AIP-158

Pagination

APIs often need to provide collections of data, most commonly in the List standard method. However, collections can often be arbitrarily sized, and also often grow over time, increasing lookup time as well as the size of the responses being sent over the wire. Therefore, it is important that collections be paginated.

Guidance

Operations returning collections of data must provide pagination at the outset, as it is a backwards-incompatible change to add pagination to an existing method.

// The request structure for listing books.
interface ListBooksRequest {
  // The parent, which owns this collection of books.
  // Format: publishers/{publisher}
  parent: string;

  // The maximum number of books to return. The service may return fewer than
  // this value.
  // If unspecified, at most 50 books will be returned.
  // The maximum value is 1000; values above 1000 will be coerced to 1000.
  maxPageSize: bigint;

  // A page token, received from a previous `ListBooks` call.
  // Provide this to retrieve the subsequent page.
  //
  // When paginating, all other parameters provided to `ListBooks` must match
  // the call that provided the page token.
  pageToken: string;
}

// The response structure from listing books.
interface ListBooksResponse {
  // The books from the specified publisher.
  books: Book[];

  // A token that can be sent as `page_token` to retrieve the next page.
  // If this field is omitted, there are no subsequent pages.
  nextPageToken: string;
}
  • Request definitions for collections should define an int32 max_page_size field, allowing users to specify the maximum number of results to return.
    • If the user does not specify max_page_size (or specifies 0), the API chooses an appropriate default, which the API should document. The API must not return an error.
    • If the user specifies max_page_size greater than the maximum permitted by the service, the service should coerce down to the maximum permitted page size.
    • If the user specifies a negative value for max_page_size, the API must return a 400 Bad Request error.
    • The service should the number of results requested, unless the end of the collection is reached.
      • However, occasionally this is infeasible, especially within expected time limits. In these cases, the service may return fewer results than the number requested (including zero results), even if not at the end of the collection.
  • Request definitions for collections should define a string page_token field, allowing users to advance to the next page in the collection.
    • If the user changes the max_page_size in a request for subsequent pages, the service must honor the new page size.
    • The user is expected to keep all other arguments to the operation request the same; if any arguments are different, the API should send a 400 Bad Request error.
  • The response must not be a streaming response.
  • Services may support using page tokens across versions of a service, but are not required to do so.
  • Response definitions for collections must define a string next_page_token field, providing the user with a page token that may be used to retrieve the next page.
    • The field containing pagination results should be the first field specified. It should be a repeated field containing a list of resources constituting a single page of results.
    • If the end of the collection has been reached, the next_page_token field must be empty. This is the only way to communicate "end-of-collection" to users.
    • If the end of the collection has not been reached (or if the API can not determine in time), the service must provide a next_page_token.
  • Response definitions may include a string next_page_url field containing the full URL for the next page.
  • Response definitions for collections may provide an int32 total_size field, providing the user with the total number of items in the list.
    • This total may be an estimate (but the API should explicitly document that).

Skipping results

The request definition for a paginatied operation may define an int32 skip field to allow the user to skip results.

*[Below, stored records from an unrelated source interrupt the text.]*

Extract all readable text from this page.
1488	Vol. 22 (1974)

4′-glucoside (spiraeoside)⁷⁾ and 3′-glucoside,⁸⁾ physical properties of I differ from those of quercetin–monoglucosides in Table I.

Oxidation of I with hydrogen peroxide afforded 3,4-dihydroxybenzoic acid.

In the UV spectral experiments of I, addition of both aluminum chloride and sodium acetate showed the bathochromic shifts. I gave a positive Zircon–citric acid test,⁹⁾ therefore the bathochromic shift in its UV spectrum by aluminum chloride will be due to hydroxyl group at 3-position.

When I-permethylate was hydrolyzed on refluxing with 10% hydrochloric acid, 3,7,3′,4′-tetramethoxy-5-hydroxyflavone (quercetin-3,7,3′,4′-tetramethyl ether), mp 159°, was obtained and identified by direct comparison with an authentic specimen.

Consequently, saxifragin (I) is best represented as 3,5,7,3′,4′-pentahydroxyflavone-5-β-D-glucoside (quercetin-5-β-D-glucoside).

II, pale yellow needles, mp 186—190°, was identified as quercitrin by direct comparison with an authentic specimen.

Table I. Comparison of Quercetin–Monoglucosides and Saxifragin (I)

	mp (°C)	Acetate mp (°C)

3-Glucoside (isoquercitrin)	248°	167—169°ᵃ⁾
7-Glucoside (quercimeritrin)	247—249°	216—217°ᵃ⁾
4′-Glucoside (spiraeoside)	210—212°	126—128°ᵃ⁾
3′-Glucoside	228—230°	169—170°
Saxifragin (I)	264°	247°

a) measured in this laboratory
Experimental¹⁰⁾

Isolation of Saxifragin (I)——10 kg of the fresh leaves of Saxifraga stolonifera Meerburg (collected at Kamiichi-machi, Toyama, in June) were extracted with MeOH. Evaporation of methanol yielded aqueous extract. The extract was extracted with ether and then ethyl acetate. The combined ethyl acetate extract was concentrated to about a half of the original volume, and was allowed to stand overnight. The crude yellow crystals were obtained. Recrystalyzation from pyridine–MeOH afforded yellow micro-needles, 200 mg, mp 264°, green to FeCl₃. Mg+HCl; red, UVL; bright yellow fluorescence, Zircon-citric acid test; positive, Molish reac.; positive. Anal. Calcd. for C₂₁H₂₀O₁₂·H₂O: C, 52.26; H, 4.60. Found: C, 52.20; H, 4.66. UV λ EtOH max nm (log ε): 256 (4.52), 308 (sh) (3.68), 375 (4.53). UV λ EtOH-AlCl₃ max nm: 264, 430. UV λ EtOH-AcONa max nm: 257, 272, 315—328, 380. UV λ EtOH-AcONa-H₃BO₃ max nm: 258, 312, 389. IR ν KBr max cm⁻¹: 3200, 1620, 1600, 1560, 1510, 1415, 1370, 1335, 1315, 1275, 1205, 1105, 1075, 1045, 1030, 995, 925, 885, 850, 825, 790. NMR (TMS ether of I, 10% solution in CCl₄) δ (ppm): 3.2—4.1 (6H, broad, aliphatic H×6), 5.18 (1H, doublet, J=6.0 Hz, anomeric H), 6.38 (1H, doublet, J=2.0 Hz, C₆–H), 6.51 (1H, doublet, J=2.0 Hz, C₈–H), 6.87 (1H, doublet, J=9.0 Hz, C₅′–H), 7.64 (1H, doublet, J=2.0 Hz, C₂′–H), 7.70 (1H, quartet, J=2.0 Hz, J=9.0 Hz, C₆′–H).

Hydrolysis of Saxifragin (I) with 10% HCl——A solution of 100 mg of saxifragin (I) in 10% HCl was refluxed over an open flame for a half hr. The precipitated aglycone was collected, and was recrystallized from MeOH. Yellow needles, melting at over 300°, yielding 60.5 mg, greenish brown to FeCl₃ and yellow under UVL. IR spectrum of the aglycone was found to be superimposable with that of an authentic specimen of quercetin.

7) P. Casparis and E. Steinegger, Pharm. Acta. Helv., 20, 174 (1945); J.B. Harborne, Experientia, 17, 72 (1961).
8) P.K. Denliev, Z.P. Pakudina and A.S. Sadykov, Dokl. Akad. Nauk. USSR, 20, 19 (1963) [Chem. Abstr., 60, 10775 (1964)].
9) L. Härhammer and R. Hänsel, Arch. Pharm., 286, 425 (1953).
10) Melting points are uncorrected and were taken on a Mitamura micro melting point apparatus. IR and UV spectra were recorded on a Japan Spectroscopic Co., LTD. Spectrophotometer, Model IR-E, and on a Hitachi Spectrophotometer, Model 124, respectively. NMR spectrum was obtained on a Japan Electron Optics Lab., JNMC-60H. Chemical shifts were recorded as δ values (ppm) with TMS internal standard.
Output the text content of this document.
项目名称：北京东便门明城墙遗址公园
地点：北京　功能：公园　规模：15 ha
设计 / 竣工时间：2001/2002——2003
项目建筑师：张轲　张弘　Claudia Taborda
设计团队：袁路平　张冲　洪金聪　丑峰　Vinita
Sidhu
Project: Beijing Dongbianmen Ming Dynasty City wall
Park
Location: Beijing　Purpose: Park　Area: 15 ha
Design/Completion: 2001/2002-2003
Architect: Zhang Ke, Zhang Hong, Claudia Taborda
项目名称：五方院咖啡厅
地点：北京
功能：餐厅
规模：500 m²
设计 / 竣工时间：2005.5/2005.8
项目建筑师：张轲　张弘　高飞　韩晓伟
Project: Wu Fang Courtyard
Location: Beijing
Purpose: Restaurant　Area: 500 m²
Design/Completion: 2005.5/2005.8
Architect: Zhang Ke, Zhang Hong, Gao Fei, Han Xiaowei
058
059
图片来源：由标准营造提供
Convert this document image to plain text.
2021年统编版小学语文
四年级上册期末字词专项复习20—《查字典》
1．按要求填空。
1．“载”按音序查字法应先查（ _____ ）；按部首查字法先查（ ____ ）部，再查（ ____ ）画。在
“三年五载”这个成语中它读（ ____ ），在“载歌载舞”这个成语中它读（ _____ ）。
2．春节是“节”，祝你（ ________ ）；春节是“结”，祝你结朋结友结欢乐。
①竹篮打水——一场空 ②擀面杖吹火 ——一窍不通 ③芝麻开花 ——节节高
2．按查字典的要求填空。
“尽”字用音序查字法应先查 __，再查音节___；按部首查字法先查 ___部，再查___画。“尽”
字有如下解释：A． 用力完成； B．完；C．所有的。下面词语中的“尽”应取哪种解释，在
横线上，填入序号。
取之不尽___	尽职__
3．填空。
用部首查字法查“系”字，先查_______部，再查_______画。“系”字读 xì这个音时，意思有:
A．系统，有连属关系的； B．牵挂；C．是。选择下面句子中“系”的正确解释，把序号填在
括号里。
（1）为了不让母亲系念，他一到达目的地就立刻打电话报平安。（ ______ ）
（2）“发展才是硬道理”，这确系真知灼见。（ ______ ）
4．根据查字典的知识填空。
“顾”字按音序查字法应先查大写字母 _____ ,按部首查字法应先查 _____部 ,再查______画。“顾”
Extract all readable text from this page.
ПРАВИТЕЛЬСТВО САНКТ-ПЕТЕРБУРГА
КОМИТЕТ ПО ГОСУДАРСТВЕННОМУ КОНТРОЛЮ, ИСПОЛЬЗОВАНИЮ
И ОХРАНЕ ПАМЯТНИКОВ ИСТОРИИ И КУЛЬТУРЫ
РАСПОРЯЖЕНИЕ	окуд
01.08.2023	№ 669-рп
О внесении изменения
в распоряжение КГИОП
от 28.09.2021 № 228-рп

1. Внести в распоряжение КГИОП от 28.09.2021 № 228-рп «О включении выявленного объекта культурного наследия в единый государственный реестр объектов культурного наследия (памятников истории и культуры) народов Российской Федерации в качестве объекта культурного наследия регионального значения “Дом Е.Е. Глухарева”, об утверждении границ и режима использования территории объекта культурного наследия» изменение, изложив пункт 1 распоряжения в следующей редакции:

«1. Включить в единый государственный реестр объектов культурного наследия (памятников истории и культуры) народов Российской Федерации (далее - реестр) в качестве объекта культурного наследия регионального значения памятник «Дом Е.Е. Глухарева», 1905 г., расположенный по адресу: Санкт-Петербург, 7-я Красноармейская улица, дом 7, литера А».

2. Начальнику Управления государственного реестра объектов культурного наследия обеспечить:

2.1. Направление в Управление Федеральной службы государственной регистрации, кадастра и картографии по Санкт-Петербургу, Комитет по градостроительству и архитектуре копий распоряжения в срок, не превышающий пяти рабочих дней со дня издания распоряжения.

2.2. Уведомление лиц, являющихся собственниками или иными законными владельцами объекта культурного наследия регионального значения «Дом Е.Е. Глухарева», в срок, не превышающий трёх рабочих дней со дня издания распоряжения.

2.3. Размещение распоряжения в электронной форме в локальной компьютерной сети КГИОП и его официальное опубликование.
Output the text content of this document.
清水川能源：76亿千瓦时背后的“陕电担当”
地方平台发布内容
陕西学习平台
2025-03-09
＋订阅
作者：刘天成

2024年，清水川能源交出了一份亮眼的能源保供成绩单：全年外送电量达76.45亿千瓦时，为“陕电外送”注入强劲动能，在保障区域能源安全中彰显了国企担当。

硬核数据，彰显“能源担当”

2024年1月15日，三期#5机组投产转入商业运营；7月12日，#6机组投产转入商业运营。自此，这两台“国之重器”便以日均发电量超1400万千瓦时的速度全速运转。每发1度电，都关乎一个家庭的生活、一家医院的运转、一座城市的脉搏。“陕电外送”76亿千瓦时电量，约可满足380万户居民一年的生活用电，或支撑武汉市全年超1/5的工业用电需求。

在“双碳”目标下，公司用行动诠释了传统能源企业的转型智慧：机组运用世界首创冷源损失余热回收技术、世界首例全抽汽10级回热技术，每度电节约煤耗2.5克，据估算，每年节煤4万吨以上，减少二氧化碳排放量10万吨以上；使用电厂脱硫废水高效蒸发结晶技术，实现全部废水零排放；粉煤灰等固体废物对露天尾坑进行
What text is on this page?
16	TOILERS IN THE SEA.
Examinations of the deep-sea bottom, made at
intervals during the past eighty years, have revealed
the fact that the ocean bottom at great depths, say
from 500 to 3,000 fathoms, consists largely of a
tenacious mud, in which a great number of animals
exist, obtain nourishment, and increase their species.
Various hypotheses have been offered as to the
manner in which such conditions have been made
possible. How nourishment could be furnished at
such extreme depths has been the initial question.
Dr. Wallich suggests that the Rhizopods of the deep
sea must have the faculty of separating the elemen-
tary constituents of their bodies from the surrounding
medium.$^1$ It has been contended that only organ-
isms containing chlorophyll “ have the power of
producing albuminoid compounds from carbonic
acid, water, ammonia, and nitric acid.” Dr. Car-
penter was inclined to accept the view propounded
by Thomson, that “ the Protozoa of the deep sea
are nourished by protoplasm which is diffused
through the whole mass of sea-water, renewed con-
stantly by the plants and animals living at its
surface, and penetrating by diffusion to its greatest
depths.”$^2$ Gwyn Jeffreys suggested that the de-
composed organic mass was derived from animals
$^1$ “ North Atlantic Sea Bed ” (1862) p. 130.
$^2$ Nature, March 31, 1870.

The skip value must refer to the number of individual resources to skip, not the number of pages.

For example:

  • A request with no page token and a skip value of 30 returns a single page of results starting with the 31st result.
  • A request with a page token corresponding to the 51st result (because the first 50 results were returned on the first page) and a skip value of 30 returns a single page of results starting with the 81st result.

If a skip value is provided that causes the cursor to move past the end of the collection of results, the response must be 200 OK with an empty result set, and not provide a next_page_token.

Opacity

Page tokens provided by services must be opaque (but URL-safe) strings, and must not be user-parseable. This is because if users are able to deconstruct these, they will do so. This effectively makes the implementation details of your API's pagination become part of the API surface, and it becomes impossible to update those details without breaking users.

Warning: Base-64 encoding an otherwise-transparent page token is not a sufficient obfuscation mechanism.

For page tokens which do not need to be stored in a database, and which do not contain sensitive data, an API may obfuscate the page token by defining an internal protocol buffer message with any data needed, and send the serialized proto, base-64 encoded.

Page tokens must be limited to providing an indication of where to continue the pagination process only. They must not provide any form of authorization to the underlying resources, and authorization must be performed on the request as with any other regardless of the presence of a page token.

Expiring page tokens

Many services store page tokens in a database internally. In this situation, the service may expire page tokens a reasonable time after they have been sent, in order not to needlessly store large amounts of data that is unlikely to be used. It is not necessary to document this behavior.

Note: While a reasonable time may vary between services, a good rule of thumb is three days.

Consistency

When discussing pagination, consistency refers to the question of what to do if the underlying collection is modified while pagination is in progress. The most common way that this occurs is for a resource to be added or deleted in a place that the pagination cursor has already passed.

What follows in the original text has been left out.